Até aqui foram complexas e repletas de impasses as negociações referentes à primeira fase das negociações. E apesar de existirem ainda alguns pontos por limar acerca dos três temas-chave da primeira etapa negocial – como é o caso, por exemplo, do modelo de gestão fronteiriça entre as duas Irlandas -, os líderes europeus consideraram que estão reunidas as condições necessárias para seguir em frente nas conversações. 

No entanto, não parece ainda totalmente fechada nenhuma das três questões que atrasaram durante várias semanas um acordo. Sobre a relação na fronteira entre a República da Irlanda (UE) e a Irlanda do Norte (Reino Unido), Londres correspondeu às exigências de Dublin com a garantia de que não haverá qualquer tipo de restrição fronteiriça, porém afiançou aos unionistas da Irlanda do Norte, cujos 10 deputados suportam o governo minoritário de May, que a Irlanda do Norte não terá qualquer tipo de tratamento especial face aos outros países do Reino Unido. 

Já a factura do Brexit deverá fixar-se entre 40 e 45 mil milhões de euros, embora o valor final não esteja também fechado.
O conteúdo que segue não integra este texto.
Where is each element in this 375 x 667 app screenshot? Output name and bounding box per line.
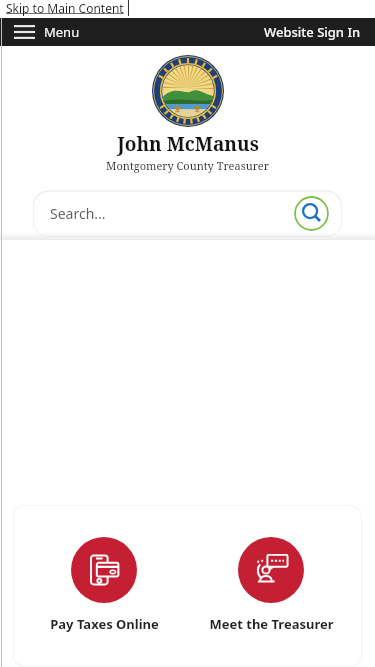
staticText: Search... <box>50 204 106 223</box>
staticText: Website Sign In <box>264 23 361 41</box>
button[interactable]: Search <box>294 196 329 231</box>
button[interactable]: Skip to Main Content <box>0 0 128 16</box>
staticText: Skip to Main Content <box>6 0 124 16</box>
staticText: Pay Taxes Online <box>50 615 159 633</box>
button[interactable]: Pay Taxes Online <box>29 535 179 635</box>
staticText: Menu <box>44 23 80 41</box>
button[interactable]: Menu <box>0 19 90 45</box>
staticText: Montgomery County Treasurer <box>106 158 269 173</box>
staticText: Meet the Treasurer <box>209 615 334 633</box>
button[interactable]: Montgomery County Treasurer seal <box>152 55 224 127</box>
staticText: John McManus <box>117 131 259 157</box>
button[interactable]: Search... <box>33 189 342 237</box>
button[interactable]: Meet the Treasurer <box>196 535 346 635</box>
button[interactable]: Website Sign In <box>250 19 375 45</box>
A questão dos direitos dos cidadãos europeus a residir em território britânico parece mais avançada, já que Londres aceitou que o Tribunal de Justiça Europeu mantenha jurisdição no Reino Unido durante a fase de transição, estando assegurados os direitos daqueles já a residir no bloco britânico antes do Brexit.
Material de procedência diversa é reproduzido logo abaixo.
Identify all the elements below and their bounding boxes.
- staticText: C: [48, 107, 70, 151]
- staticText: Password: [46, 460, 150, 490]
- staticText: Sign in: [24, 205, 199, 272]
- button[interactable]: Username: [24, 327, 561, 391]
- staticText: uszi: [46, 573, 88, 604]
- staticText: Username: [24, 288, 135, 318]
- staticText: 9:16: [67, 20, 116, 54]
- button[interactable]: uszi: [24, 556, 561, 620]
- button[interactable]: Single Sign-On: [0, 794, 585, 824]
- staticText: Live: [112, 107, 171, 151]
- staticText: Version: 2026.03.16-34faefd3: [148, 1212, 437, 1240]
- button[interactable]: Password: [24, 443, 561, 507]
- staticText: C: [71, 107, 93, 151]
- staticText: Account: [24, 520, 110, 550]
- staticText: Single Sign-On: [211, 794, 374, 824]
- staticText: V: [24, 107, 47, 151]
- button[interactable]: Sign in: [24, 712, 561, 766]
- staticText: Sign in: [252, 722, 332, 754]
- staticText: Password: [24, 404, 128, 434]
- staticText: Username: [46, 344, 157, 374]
A dificultar o processo estão os acontecimentos desta semana no Parlamento do Reino Unido. Foi amplamente noticiada a intenção do lado europeu de fazer uma espécie de retaliação, adoptando posições mais inflexíveis, devido aos comentários de David Davis, ministro britânico para o Brexit, que esta semana garantiu no Parlamento que as medidas acordadas com Bruxelas na primeira fase não eram "vinculativas".

Outro potencial entrave a um acordo final pode decorrer da decisão do Parlamento britânico que esta semana aprovou uma emenda que estabelece que o modelo final do Brexit terá de ser votado pelos deputados do Reino Unido. O governo britânico estabeleceu o dia 29 de Março de 2019 como a data para a concretização do Brexit.